A administração da nova vacina contra a COVID-19 está a ser adiada por várias farmácias em Nova Jérsia, devido à falta de orientações claras sobre quem pode ser vacinado, cobertura de seguros e responsabilidade legal. Apesar de algumas farmácias, como a CVS, já estarem a aceitar marcações, outras — como a Walgreens — aguardam por indicações formais das autoridades de saúde.

O presidente da Associação de Farmacêuticos de Nova Jérsia, Brian Pinto, afirma que os profissionais têm dúvidas sobre a legalidade de administrar a nova vacina sem recomendações actualizadas do CDC, cujo comité só se reúne a 18 de Setembro.

As novas regras da FDA restringem a vacinação a maiores de 65 anos ou pessoas com doenças crónicas, como diabetes e asma, deixando de fora a população em geral. Esta alteração levanta preocupações jurídicas para os farmacêuticos, caso ocorram reacções adversas.

O Secretário da Saúde, Robert F. Kennedy Jr., conhecido opositor das vacinas, alertou que orientações fora das listas oficiais do CDC podem não estar protegidas pela lei de indemnização por reacções adversas, aumentando ainda mais as dúvidas entre os profissionais.

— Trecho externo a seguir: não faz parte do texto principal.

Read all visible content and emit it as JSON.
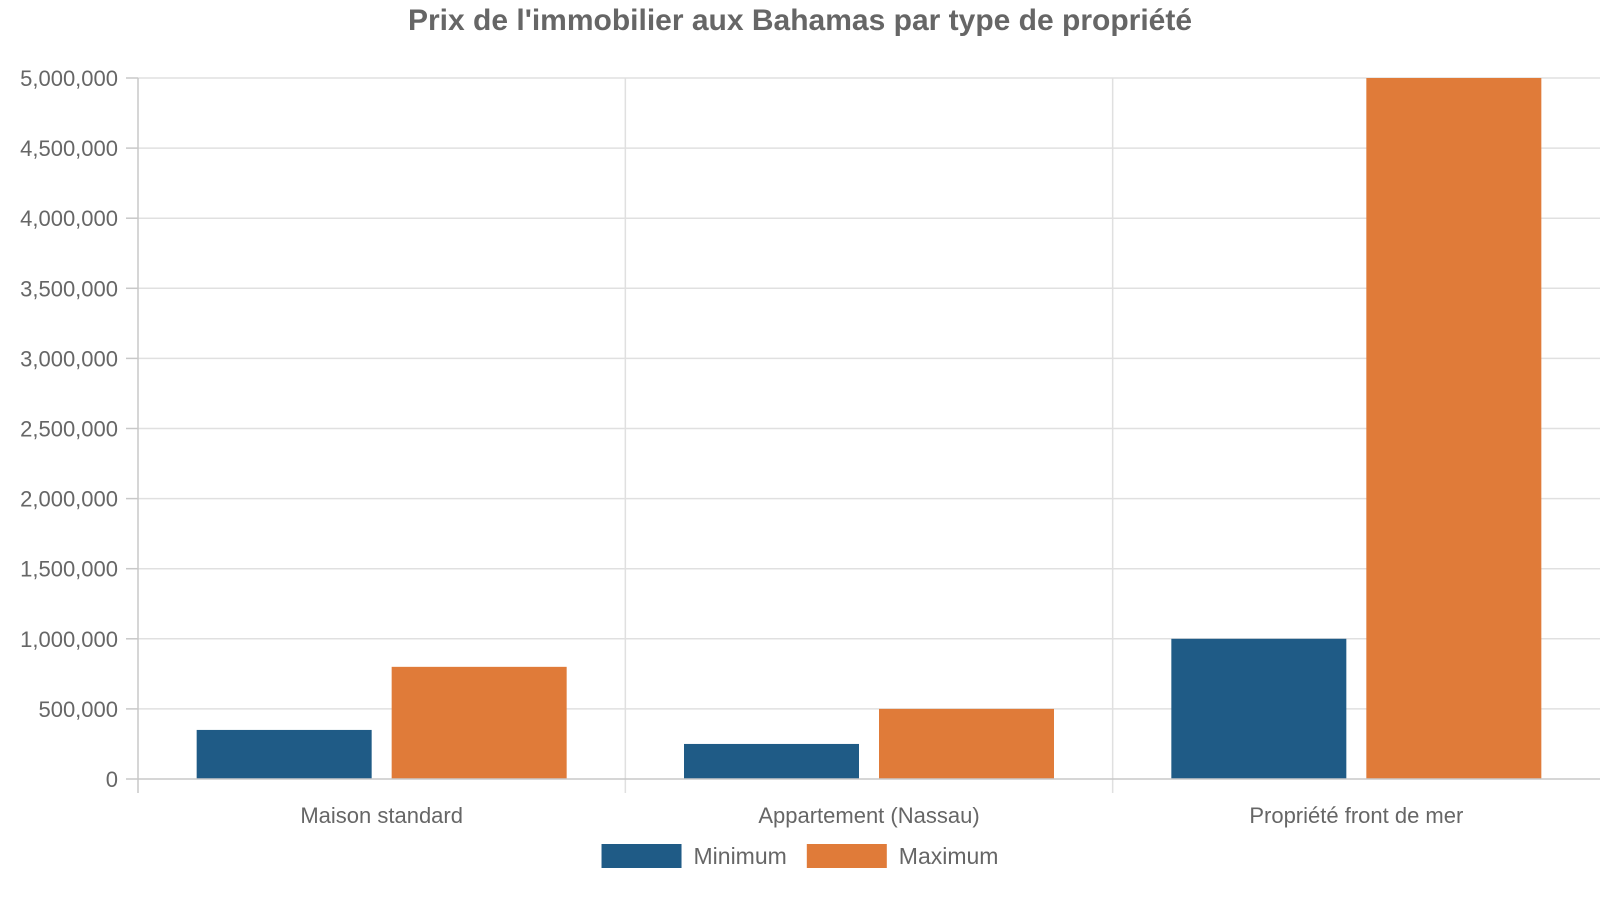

Especialistas em saúde pública, como a epidemiologista Stephanie Silvera, alertam que a falta de clareza e os custos associados (225 dólares para quem não tem seguro) criam barreiras ao acesso à vacinação, especialmente numa altura em que os casos estão a aumentar.

O governo estadual diz estar a trabalhar para garantir acesso equitativo à vacina e promete ajustar as orientações consoante as recomendações federais.

É importante destacar que os casos de COVID-19 têm vindo a aumentar no “Estado Jardim” — de 463 no final de Junho para 1.205 a 23 de Agosto.